Ottokar, 22-year-old Prince of Bohemia, took over the Duchy of Austria in the spring of 1252 by marrying 47-year-old Margarete von Babenberg , hereditary sister of Frederick the Arguable, and also laid claim to Styria. A little later Gertrud von Babenberg , heir-niece of Friedrichs, married Roman von Halicz, a relative of King Belas, who in turn also claimed former territories of the Babenbergs.

After the Styrian estates had unanimously elected Stephan , the son of King Bela, as their duke at the end of the same year , Bela, allied with Duke Otto of Bavaria and Duke Bolesław of Krakow and with Roman, undertook an unsuccessful attack on Moravia and Austria in 1253.

The Pope acted as mediator in these disputes.

Peace agreements

In the peace made on April 3, 1254 in Ofen between King Ottokar II of Bohemia and King Bela IV of Hungary through the intervention of Pope Innocent IV and Bishop Bruno von Olomouc , Styria was now awarded to the Hungarian king, but until then Styrian Pittner area northeast of the Semmering and the change (from switching away the border ran along the Danube - Raab -Wasserscheide to Hartl Spitz in Rosaliengebirge , lying on the border with Hungary) and the Traungau that as the original territory of the Styrian Otakare also to Styria had belonged, and the Ischler Land fell to Ottokar.
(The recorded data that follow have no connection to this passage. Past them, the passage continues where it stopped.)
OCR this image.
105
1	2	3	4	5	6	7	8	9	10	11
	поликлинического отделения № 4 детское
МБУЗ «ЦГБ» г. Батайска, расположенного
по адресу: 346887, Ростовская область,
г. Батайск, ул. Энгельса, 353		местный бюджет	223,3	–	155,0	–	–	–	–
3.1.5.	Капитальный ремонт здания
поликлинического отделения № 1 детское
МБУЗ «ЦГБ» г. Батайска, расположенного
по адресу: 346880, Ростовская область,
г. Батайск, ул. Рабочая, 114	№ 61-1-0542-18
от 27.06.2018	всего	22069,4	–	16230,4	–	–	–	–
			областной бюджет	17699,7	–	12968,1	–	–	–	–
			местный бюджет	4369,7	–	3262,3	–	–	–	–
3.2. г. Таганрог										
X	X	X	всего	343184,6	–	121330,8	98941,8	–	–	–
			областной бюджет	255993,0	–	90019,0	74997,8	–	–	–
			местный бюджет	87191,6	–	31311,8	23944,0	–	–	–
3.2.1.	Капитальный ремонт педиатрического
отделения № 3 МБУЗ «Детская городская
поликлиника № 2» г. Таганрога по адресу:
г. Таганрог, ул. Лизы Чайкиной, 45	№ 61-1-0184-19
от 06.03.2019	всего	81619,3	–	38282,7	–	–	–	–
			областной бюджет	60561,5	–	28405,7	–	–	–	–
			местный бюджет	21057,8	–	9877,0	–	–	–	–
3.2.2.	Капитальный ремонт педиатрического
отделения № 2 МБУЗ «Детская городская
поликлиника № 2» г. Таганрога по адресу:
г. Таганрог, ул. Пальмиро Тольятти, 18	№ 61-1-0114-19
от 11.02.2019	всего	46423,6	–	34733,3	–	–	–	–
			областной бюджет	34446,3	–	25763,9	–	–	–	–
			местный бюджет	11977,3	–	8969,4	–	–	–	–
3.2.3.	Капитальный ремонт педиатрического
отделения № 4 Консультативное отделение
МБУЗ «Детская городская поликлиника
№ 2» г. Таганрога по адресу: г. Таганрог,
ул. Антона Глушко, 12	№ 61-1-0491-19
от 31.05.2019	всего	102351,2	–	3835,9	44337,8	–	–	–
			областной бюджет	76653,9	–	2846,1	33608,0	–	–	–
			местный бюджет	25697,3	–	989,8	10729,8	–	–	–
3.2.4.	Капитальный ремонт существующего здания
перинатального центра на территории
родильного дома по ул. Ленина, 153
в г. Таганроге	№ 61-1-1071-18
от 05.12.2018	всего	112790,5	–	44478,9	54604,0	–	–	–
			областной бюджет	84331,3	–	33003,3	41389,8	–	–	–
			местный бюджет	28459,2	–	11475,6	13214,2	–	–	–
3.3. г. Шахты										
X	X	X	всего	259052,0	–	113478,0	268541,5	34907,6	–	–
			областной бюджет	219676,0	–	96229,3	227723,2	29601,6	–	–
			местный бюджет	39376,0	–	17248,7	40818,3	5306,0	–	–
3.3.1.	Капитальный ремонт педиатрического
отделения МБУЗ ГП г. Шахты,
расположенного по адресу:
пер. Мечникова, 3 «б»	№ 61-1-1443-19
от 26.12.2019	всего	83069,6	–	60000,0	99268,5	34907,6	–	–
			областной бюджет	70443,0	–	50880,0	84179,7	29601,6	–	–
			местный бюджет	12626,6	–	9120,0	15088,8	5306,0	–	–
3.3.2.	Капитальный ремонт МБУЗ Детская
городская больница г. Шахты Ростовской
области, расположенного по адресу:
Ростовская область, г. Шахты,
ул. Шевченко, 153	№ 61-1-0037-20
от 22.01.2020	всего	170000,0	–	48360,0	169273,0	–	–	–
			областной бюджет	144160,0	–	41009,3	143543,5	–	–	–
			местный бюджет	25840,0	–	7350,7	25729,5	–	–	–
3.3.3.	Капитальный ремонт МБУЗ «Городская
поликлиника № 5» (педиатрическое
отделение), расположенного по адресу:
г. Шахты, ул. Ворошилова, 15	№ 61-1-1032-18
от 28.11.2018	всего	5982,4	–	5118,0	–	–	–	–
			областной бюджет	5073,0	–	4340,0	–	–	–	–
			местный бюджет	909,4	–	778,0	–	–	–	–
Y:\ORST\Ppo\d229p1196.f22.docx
The Burg Schwarzenbach in Lower Austria for the first time is called in Hungary awarded part in this saga.

Gertrud, who had been abandoned by Roman as early as 1253, was dealt with with some gentlemen and towns in Styria, including Voitsberg and Judenburg , to whom she later granted several freedoms and donations.

Further development

King Ottokar could not come to terms with the agreed loss of territory to Bela of Hungary and took up the fight again after a while. An uprising of the Styrian nobility against Hungarian rule, which broke out in 1260, benefited him. After the Battle of Kressenbrunn in the same year, Bela had to cede Styria to Ottokar in the Peace of Vienna in 1261.

The union of the Traungau with the other Obderennsischen areas enabled the establishment of Upper Austria with the center Linz .


  • Walter Kleindel: The Chronicle of Austria. Chronik-Verlag, Dortmund 1984, ISBN 3-88379-027-3 .
  • Anton Mell: Outline of the constitutional and administrative history of Styria . Ed .: Historical Provincial Commission for Styria. Publishing house of the university bookstore Leuschner & Lubensky, Graz - Vienna - Leipzig 1929 ( ).